In the search marketing industry, we spend most of our time talking about Google due to its scale and level of business impact, but this creates an unhealthy perception that it’s the only search engine that matters. This couldn’t be further than the truth. Search engines are everywhere and, depending on the nature of your business and target audiences, you may need a strategy for at least several of them.
The search landscape is rapidly changing too, and marketers need to prepare for a future where Google may not be the market leader (in most countries) or even exist as we know it today. That may sound unlikely, but search engines are everywhere and Google is facing increasing competition and scrutiny over its market dominance.
People use more search engines than they realize
We may think of Google and Bing as the top two search engines and, in many regards, this is true in the UK. However, once you consider search engines that are built into other platforms, you realize how much of the web relies on search outside of Google.
Here’s a list of some of the most widely-used search engines that have no direct relation with Google:
Bing: Google’s biggest search rival has a significant 22% market share of desktop searches in the UK, with 407m searches performed every month in this country.
Spotify: The biggest name in music search and streaming, but by no means the only one.
Steam: The biggest search platform for PC gaming with over 120 million monthly active users.
Baidu: The biggest search engine in China.
Yandex: The biggest search engine in Russia.
Naver: The top search platform in South Korea.
DuckDuckGo: The first search engine to really take Google on as a privacy-centric alternative.

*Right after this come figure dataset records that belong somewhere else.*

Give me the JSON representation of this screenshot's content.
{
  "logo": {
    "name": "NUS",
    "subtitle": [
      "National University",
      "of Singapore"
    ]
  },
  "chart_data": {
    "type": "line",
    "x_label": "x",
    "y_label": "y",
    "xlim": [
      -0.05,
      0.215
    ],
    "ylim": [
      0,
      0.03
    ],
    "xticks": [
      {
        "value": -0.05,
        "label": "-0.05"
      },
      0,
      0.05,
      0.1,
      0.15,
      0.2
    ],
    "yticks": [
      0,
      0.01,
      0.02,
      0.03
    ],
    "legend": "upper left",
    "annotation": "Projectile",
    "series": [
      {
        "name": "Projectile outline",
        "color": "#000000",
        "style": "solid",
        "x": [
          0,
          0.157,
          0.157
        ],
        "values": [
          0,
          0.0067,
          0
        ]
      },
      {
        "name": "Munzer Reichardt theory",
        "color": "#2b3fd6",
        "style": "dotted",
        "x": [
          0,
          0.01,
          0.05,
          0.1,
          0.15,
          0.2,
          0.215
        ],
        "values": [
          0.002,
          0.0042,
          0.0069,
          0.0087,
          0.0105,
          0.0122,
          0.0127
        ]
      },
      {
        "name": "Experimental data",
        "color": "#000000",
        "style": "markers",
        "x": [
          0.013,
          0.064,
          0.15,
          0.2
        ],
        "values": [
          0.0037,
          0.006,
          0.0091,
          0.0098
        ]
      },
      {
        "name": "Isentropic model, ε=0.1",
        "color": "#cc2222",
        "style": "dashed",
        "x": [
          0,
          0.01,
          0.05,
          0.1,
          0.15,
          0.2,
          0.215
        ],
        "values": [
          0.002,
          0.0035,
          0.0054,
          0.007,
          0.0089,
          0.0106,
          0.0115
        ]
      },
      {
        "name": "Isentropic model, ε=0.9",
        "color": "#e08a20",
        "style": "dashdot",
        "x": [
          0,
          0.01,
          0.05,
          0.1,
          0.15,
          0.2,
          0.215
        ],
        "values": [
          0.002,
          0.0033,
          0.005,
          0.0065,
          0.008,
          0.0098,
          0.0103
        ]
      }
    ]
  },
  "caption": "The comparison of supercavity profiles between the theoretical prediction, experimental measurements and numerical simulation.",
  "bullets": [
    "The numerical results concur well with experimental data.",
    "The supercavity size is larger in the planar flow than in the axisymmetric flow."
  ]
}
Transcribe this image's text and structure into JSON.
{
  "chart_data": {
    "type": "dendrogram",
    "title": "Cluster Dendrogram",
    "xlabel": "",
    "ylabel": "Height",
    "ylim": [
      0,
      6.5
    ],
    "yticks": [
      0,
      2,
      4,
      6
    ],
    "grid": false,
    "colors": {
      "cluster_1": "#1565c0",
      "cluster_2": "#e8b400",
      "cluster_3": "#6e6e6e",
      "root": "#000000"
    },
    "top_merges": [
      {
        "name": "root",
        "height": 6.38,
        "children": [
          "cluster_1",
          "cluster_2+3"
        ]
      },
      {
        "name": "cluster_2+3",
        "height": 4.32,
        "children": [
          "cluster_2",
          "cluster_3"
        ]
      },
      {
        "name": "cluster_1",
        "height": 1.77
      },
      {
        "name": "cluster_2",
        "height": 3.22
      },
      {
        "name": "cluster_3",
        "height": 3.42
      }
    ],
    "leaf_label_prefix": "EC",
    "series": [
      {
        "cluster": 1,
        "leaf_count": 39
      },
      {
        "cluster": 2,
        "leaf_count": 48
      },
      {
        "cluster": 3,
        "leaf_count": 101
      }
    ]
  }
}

Brave Search: After taking on Google’s Chrome browser, Brave is now rolling out its own search engine that promises to protect users’ privacy.
On-site search: A huge number of sites and apps (think Airbnb, Nike.com or Statista) implement search at the center of the user experience.
SEO is becoming increasingly platform independent
In many regards, Google’s market dominance is the biggest issue in search marketing because it encourages companies to – as the saying goes – put all their eggs in one basket. This is why a single algorithm update or related change can cause so much havoc, and markets hang on every word Google says about optimizing content and websites.
This is evolving, though. As we’ve already mentioned, Amazon has overtaken Google as the top product search engine and it’s the fastest-growing ad network in the business right now.
The phasing out of third-party cookies is driving further diversity in search and browsers while forcing Google to change the inner workings of its business model. This has created space for new browsers and other search engines such as DuckDuckGo and Brave, while Apple is reportedly building its own search engine to overcome its reliance on Google for Siri and iOS search.